La famosa
librería Shakespeare and Company era uno de los pocos sitios de París en los
que aún se respiraba algo de libertad. Klaus estaba paseando aquella grisácea
mañana del invierno de 1941, cuando se encontró de frente con la librería en la
Rue de l’Odéon. Había escuchado todas las leyendas que circulaban acerca de
aquel mítico lugar y de la no menos mítica propietaria, Sylvia Beach. Aquella
mujer era mucho más que una simple librera, su pequeña editorial había
publicado por primera vez una obra magistral de El Ulises de James
Joyce. Un libro prohibido en Alemania por considerarse una de las obras
degeneradas de la cultura occidental. El cartel negro sobre un gran fondo de
madera marrón no destacaba mucho, como si la librera prefiriera pasar
desapercibida, pero todos los amantes de la buena literatura conocían aquel
lugar.
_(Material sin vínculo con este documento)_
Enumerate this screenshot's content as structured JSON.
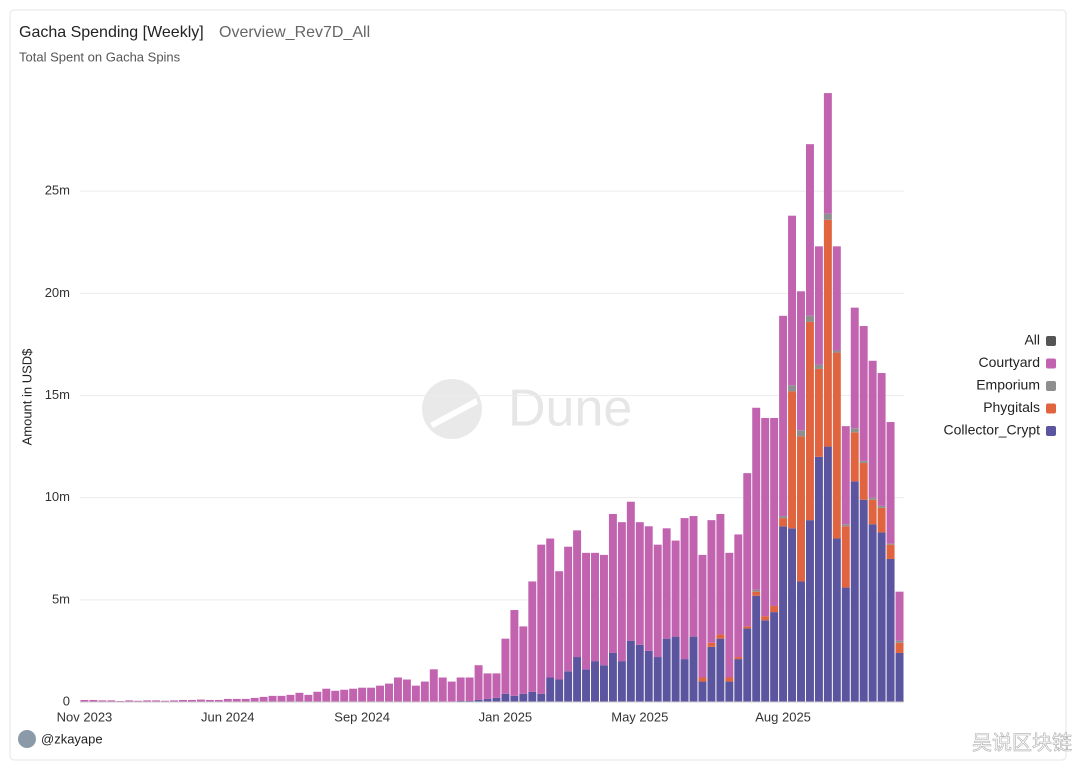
{
  "chart_data": {
    "type": "stacked_bar",
    "title": "Gacha Spending [Weekly]",
    "subtitle": "Overview_Rev7D_All",
    "caption": "Total Spent on Gacha Spins",
    "y_label": "Amount in USD$",
    "author": "@zkayape",
    "watermarks": [
      "Dune",
      "吴说区块链"
    ],
    "grid": true,
    "legend": "right",
    "ylim": [
      0,
      30
    ],
    "yticks": [
      0,
      {
        "value": 5,
        "label": "5m"
      },
      {
        "value": 10,
        "label": "10m"
      },
      {
        "value": 15,
        "label": "15m"
      },
      {
        "value": 20,
        "label": "20m"
      },
      {
        "value": 25,
        "label": "25m"
      }
    ],
    "categories": [
      "Nov 2023",
      null,
      null,
      null,
      null,
      null,
      null,
      null,
      null,
      null,
      null,
      null,
      null,
      null,
      null,
      null,
      "Jun 2024",
      null,
      null,
      null,
      null,
      null,
      null,
      null,
      null,
      null,
      null,
      null,
      null,
      null,
      null,
      "Sep 2024",
      null,
      null,
      null,
      null,
      null,
      null,
      null,
      null,
      null,
      null,
      null,
      null,
      null,
      null,
      null,
      "Jan 2025",
      null,
      null,
      null,
      null,
      null,
      null,
      null,
      null,
      null,
      null,
      null,
      null,
      null,
      null,
      "May 2025",
      null,
      null,
      null,
      null,
      null,
      null,
      null,
      null,
      null,
      null,
      null,
      null,
      null,
      null,
      null,
      "Aug 2025",
      null,
      null,
      null,
      null,
      null,
      null,
      null,
      null,
      null,
      null,
      null,
      null,
      null
    ],
    "series": [
      {
        "name": "All",
        "color": "#555555"
      },
      {
        "name": "Courtyard",
        "color": "#c263b0",
        "values": [
          0.1,
          0.1,
          0.08,
          0.08,
          0.05,
          0.08,
          0.06,
          0.08,
          0.08,
          0.06,
          0.08,
          0.1,
          0.1,
          0.12,
          0.1,
          0.1,
          0.15,
          0.15,
          0.15,
          0.2,
          0.25,
          0.3,
          0.3,
          0.35,
          0.45,
          0.35,
          0.5,
          0.65,
          0.55,
          0.6,
          0.65,
          0.7,
          0.7,
          0.8,
          0.9,
          1.2,
          1.1,
          0.8,
          1.0,
          1.6,
          1.2,
          1.0,
          1.15,
          1.15,
          1.7,
          1.25,
          1.2,
          2.7,
          4.2,
          3.3,
          5.4,
          7.3,
          6.8,
          5.3,
          6.1,
          6.2,
          5.7,
          5.3,
          5.4,
          6.8,
          6.8,
          6.8,
          6.0,
          6.1,
          5.5,
          5.4,
          4.7,
          6.9,
          5.9,
          6.0,
          6.0,
          5.9,
          6.1,
          6.0,
          7.5,
          8.9,
          9.7,
          9.2,
          9.8,
          8.3,
          6.8,
          8.4,
          5.8,
          5.9,
          5.1,
          4.8,
          5.9,
          6.6,
          6.7,
          6.5,
          5.95,
          2.4
        ]
      },
      {
        "name": "Emporium",
        "color": "#8f8f8f",
        "values": [
          0,
          0,
          0,
          0,
          0,
          0,
          0,
          0,
          0,
          0,
          0,
          0,
          0,
          0,
          0,
          0,
          0,
          0,
          0,
          0,
          0,
          0,
          0,
          0,
          0,
          0,
          0,
          0,
          0,
          0,
          0,
          0,
          0,
          0,
          0,
          0,
          0,
          0,
          0,
          0,
          0,
          0,
          0,
          0,
          0,
          0,
          0,
          0,
          0,
          0,
          0,
          0,
          0,
          0,
          0,
          0,
          0,
          0,
          0,
          0,
          0,
          0,
          0,
          0,
          0,
          0,
          0,
          0,
          0,
          0,
          0,
          0,
          0,
          0,
          0,
          0.1,
          0,
          0,
          0.1,
          0.3,
          0.3,
          0.3,
          0.2,
          0.3,
          0.1,
          0.1,
          0.2,
          0.1,
          0.1,
          0.1,
          0.05,
          0.1
        ]
      },
      {
        "name": "Phygitals",
        "color": "#e0643f",
        "values": [
          0,
          0,
          0,
          0,
          0,
          0,
          0,
          0,
          0,
          0,
          0,
          0,
          0,
          0,
          0,
          0,
          0,
          0,
          0,
          0,
          0,
          0,
          0,
          0,
          0,
          0,
          0,
          0,
          0,
          0,
          0,
          0,
          0,
          0,
          0,
          0,
          0,
          0,
          0,
          0,
          0,
          0,
          0,
          0,
          0,
          0,
          0,
          0,
          0,
          0,
          0,
          0,
          0,
          0,
          0,
          0,
          0,
          0,
          0,
          0,
          0,
          0,
          0,
          0,
          0,
          0,
          0,
          0,
          0,
          0.2,
          0.2,
          0.2,
          0.2,
          0.1,
          0.1,
          0.2,
          0.2,
          0.3,
          0.4,
          6.7,
          7.1,
          9.7,
          4.3,
          11.1,
          9.1,
          3.0,
          2.4,
          1.8,
          1.2,
          1.2,
          0.7,
          0.5
        ]
      },
      {
        "name": "Collector_Crypt",
        "color": "#5b559f",
        "values": [
          0,
          0,
          0,
          0,
          0,
          0,
          0,
          0,
          0,
          0,
          0,
          0,
          0,
          0,
          0,
          0,
          0,
          0,
          0,
          0,
          0,
          0,
          0,
          0,
          0,
          0,
          0,
          0,
          0,
          0,
          0,
          0,
          0,
          0,
          0,
          0,
          0,
          0,
          0,
          0,
          0,
          0,
          0.05,
          0.05,
          0.1,
          0.15,
          0.2,
          0.4,
          0.3,
          0.4,
          0.5,
          0.4,
          1.2,
          1.1,
          1.5,
          2.2,
          1.6,
          2.0,
          1.8,
          2.4,
          2.0,
          3.0,
          2.8,
          2.5,
          2.2,
          3.1,
          3.2,
          2.1,
          3.2,
          1.0,
          2.7,
          3.1,
          1.0,
          2.1,
          3.6,
          5.2,
          4.0,
          4.4,
          8.6,
          8.5,
          5.9,
          8.9,
          12.0,
          12.5,
          8.0,
          5.6,
          10.8,
          9.9,
          8.7,
          8.3,
          7.0,
          2.4
        ]
      }
    ]
  }
}
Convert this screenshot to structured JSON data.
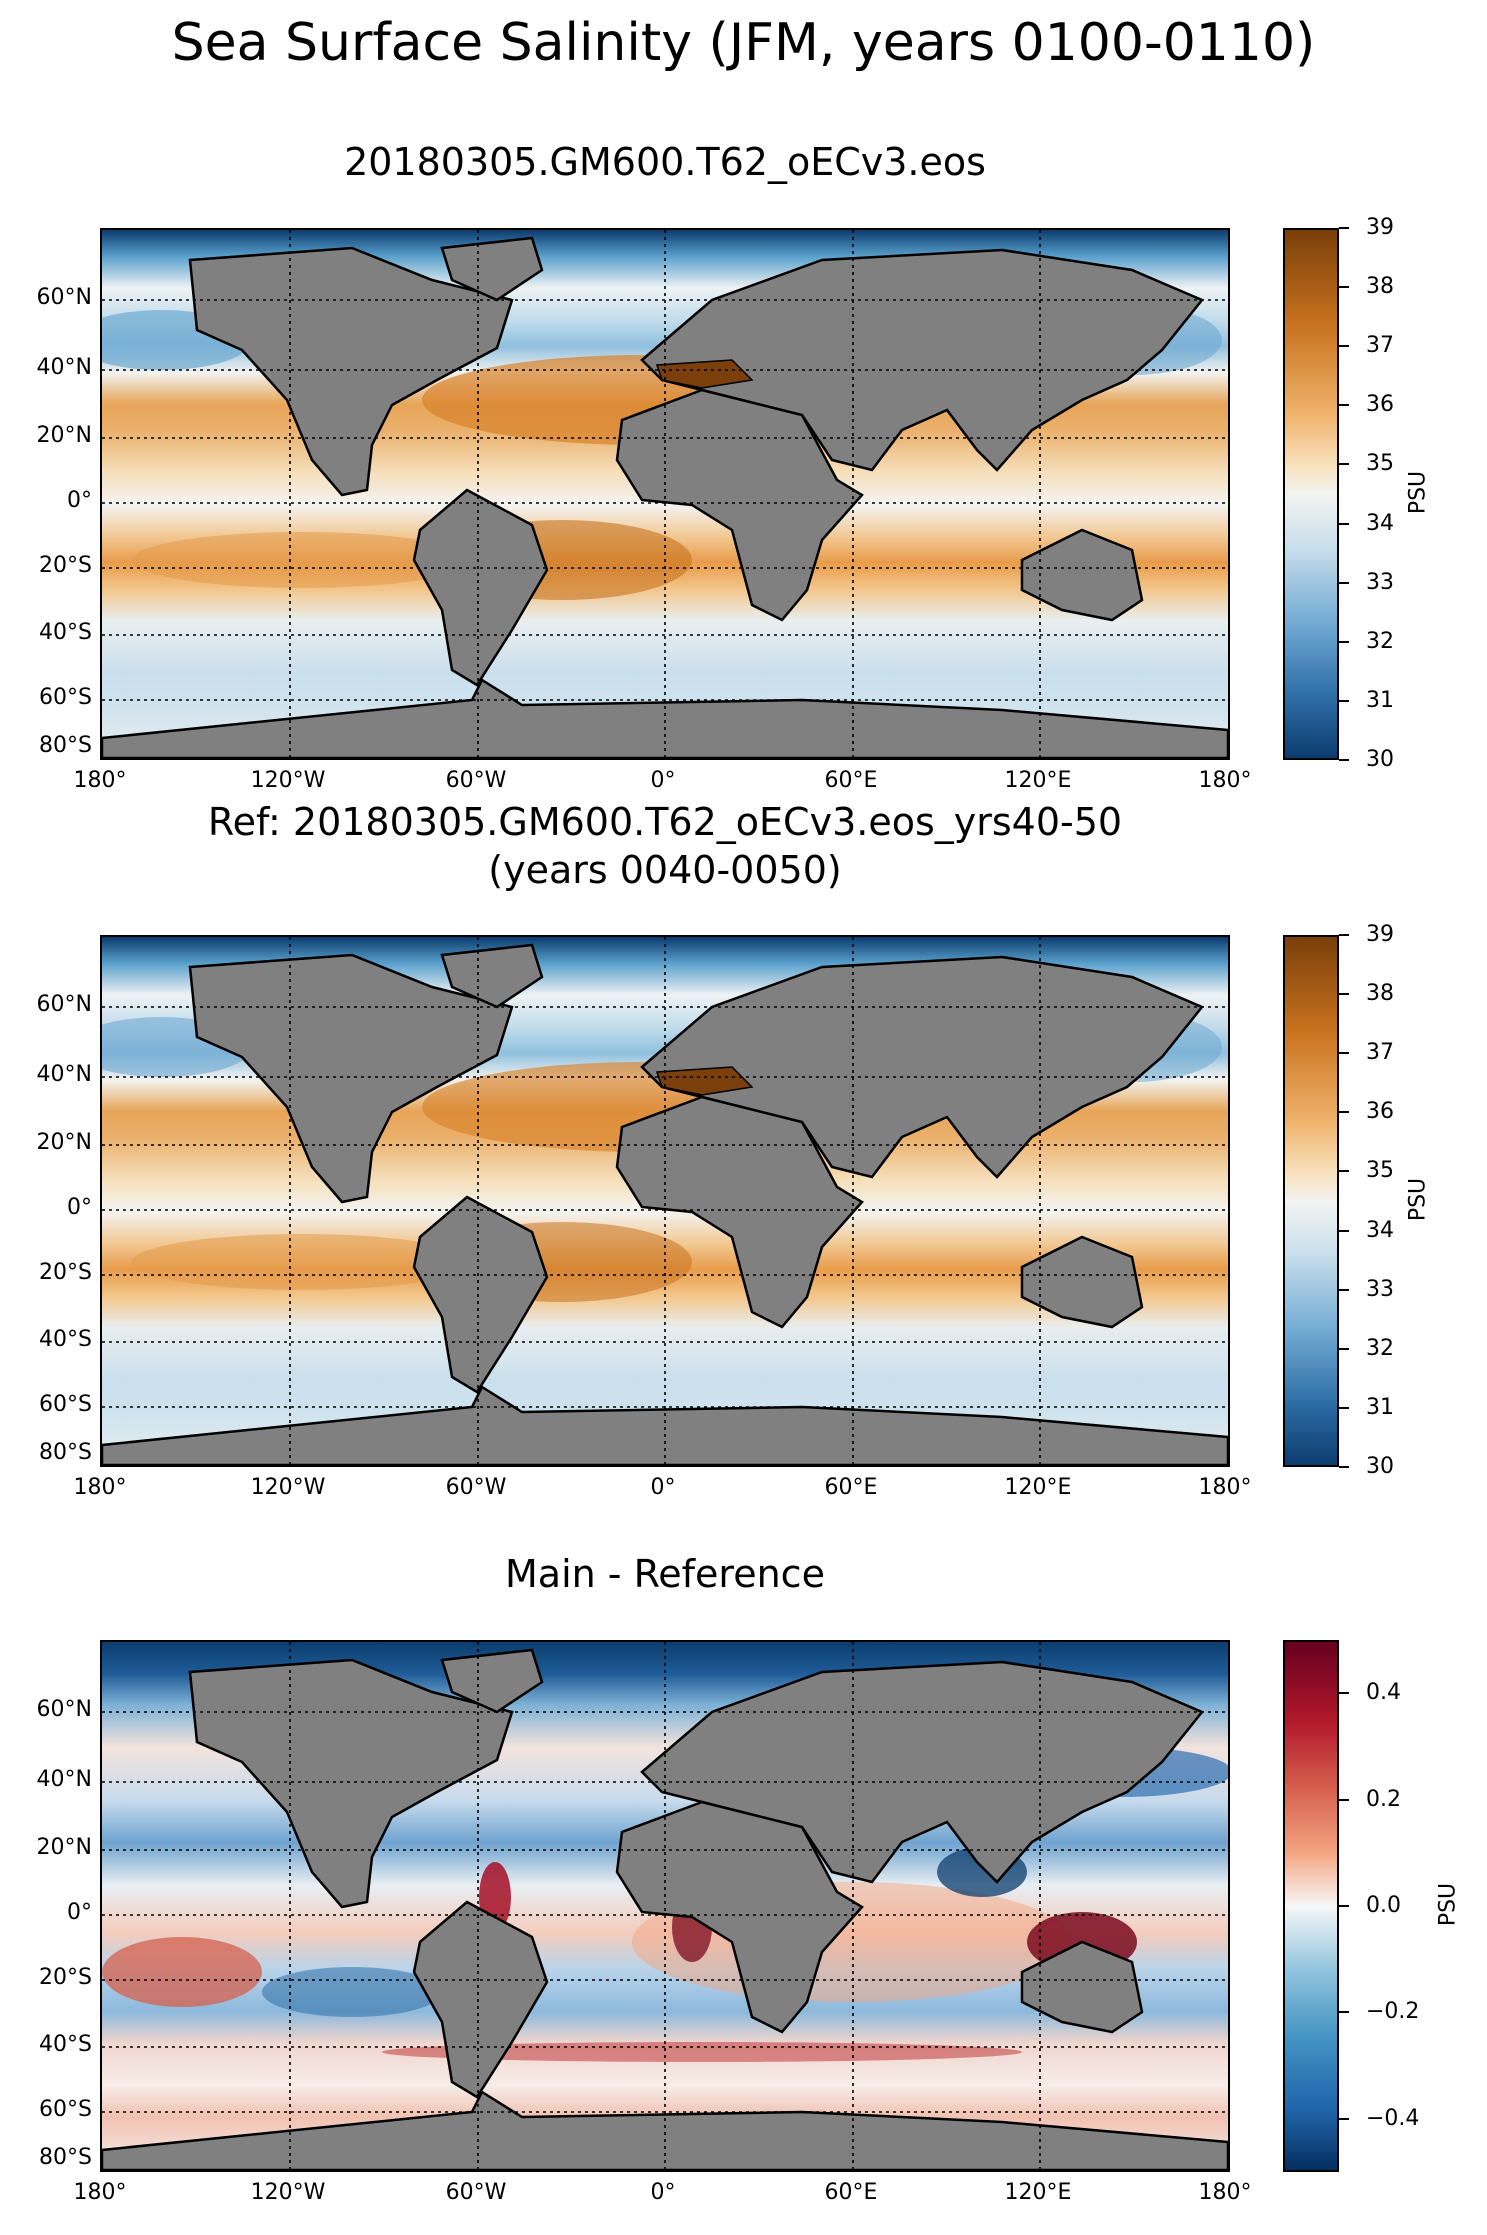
{
  "figure": {
    "title": "Sea Surface Salinity (JFM, years 0100-0110)"
  },
  "panels": [
    {
      "id": "main",
      "title": "20180305.GM600.T62_oECv3.eos",
      "colormap": "BrBG_r (blue-white-brown)",
      "colorbar": {
        "label": "PSU",
        "min": 30,
        "max": 39,
        "ticks": [
          "30",
          "31",
          "32",
          "33",
          "34",
          "35",
          "36",
          "37",
          "38",
          "39"
        ]
      }
    },
    {
      "id": "reference",
      "title": "Ref: 20180305.GM600.T62_oECv3.eos_yrs40-50",
      "subtitle": "(years 0040-0050)",
      "colormap": "BrBG_r (blue-white-brown)",
      "colorbar": {
        "label": "PSU",
        "min": 30,
        "max": 39,
        "ticks": [
          "30",
          "31",
          "32",
          "33",
          "34",
          "35",
          "36",
          "37",
          "38",
          "39"
        ]
      }
    },
    {
      "id": "difference",
      "title": "Main - Reference",
      "colormap": "RdBu_r (blue-white-red)",
      "colorbar": {
        "label": "PSU",
        "min": -0.5,
        "max": 0.5,
        "ticks": [
          "−0.4",
          "−0.2",
          "0.0",
          "0.2",
          "0.4"
        ]
      }
    }
  ],
  "axes": {
    "lon_ticks": [
      "180°",
      "120°W",
      "60°W",
      "0°",
      "60°E",
      "120°E",
      "180°"
    ],
    "lat_ticks": [
      "60°N",
      "40°N",
      "20°N",
      "0°",
      "20°S",
      "40°S",
      "60°S",
      "80°S"
    ]
  },
  "colors": {
    "land": "#808080",
    "brown_high": "#7a3f0a",
    "orange": "#d98a2e",
    "tan": "#f3c68a",
    "neutral": "#f2f2f0",
    "light_blue": "#c3ddec",
    "mid_blue": "#5aa0cc",
    "dark_blue": "#0b3c6e",
    "diff_red": "#7a0a1f",
    "diff_blue": "#0b3c6e"
  }
}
Sylvia había sido amiga de Ernest Hemmingway, Ezra
Pound, F. Scott Fitzgerald, Sherwood Anderson y James
Joyce, pero Klaus imaginaba que Sylvia era consciente de que corrían
malos tiempos para la literatura.
Klaus Berg
había sido profesor de literatura francesa en la Universidad de Hamburgo hasta
que la nazificación de la educación le sacó de las aulas, para convertirle en
un simple profesor de clases particulares de francés. La desgracia se había
cernido sobre él desde aquella fatídica noche del 6 de abril de 1933, que se
había grabado a fuego en su mente. No podía evitar recordarlo cada vez que veía
una librería. Los libros apilados en grandes montañas, los estudiantes
arrojando a las llamas todo el conocimiento de la civilización mientras
cantaban viejas canciones ancestrales que hablaban sobre la raza y la nación.
El oficial de
las Wehrmach apartó de su mente aquellos recuerdos e intentó volver a disfrutar
de aquella mañana templada y gris parisina. Klaus se puso a ojear las mesas de
libros de la calle. Sus ojos saltaban de un título a otro, como un desesperado
náufrago que había llegado de nuevo a casa tras un largo viaje. Apenas media
docena de transeúntes perdían su tiempo mirando los lomos gastados de aquellos
viejos libros cuando Klaus notó la presencia de otro oficial alemán. Aquel
hombre imponía con su largo abrigo de cuero negro. Su uniforme de las SS
amedrentó al resto de lectores, que dejaron discretamente las mesas y se
alejaron de la librería. Klaus intentó concentrarse en su búsqueda, pero a él
también le asustaban los hombres de negro. Cuervos de mal agüero los llamaba su
padre, cuando los veía desfilar por la calles de Hamburgo.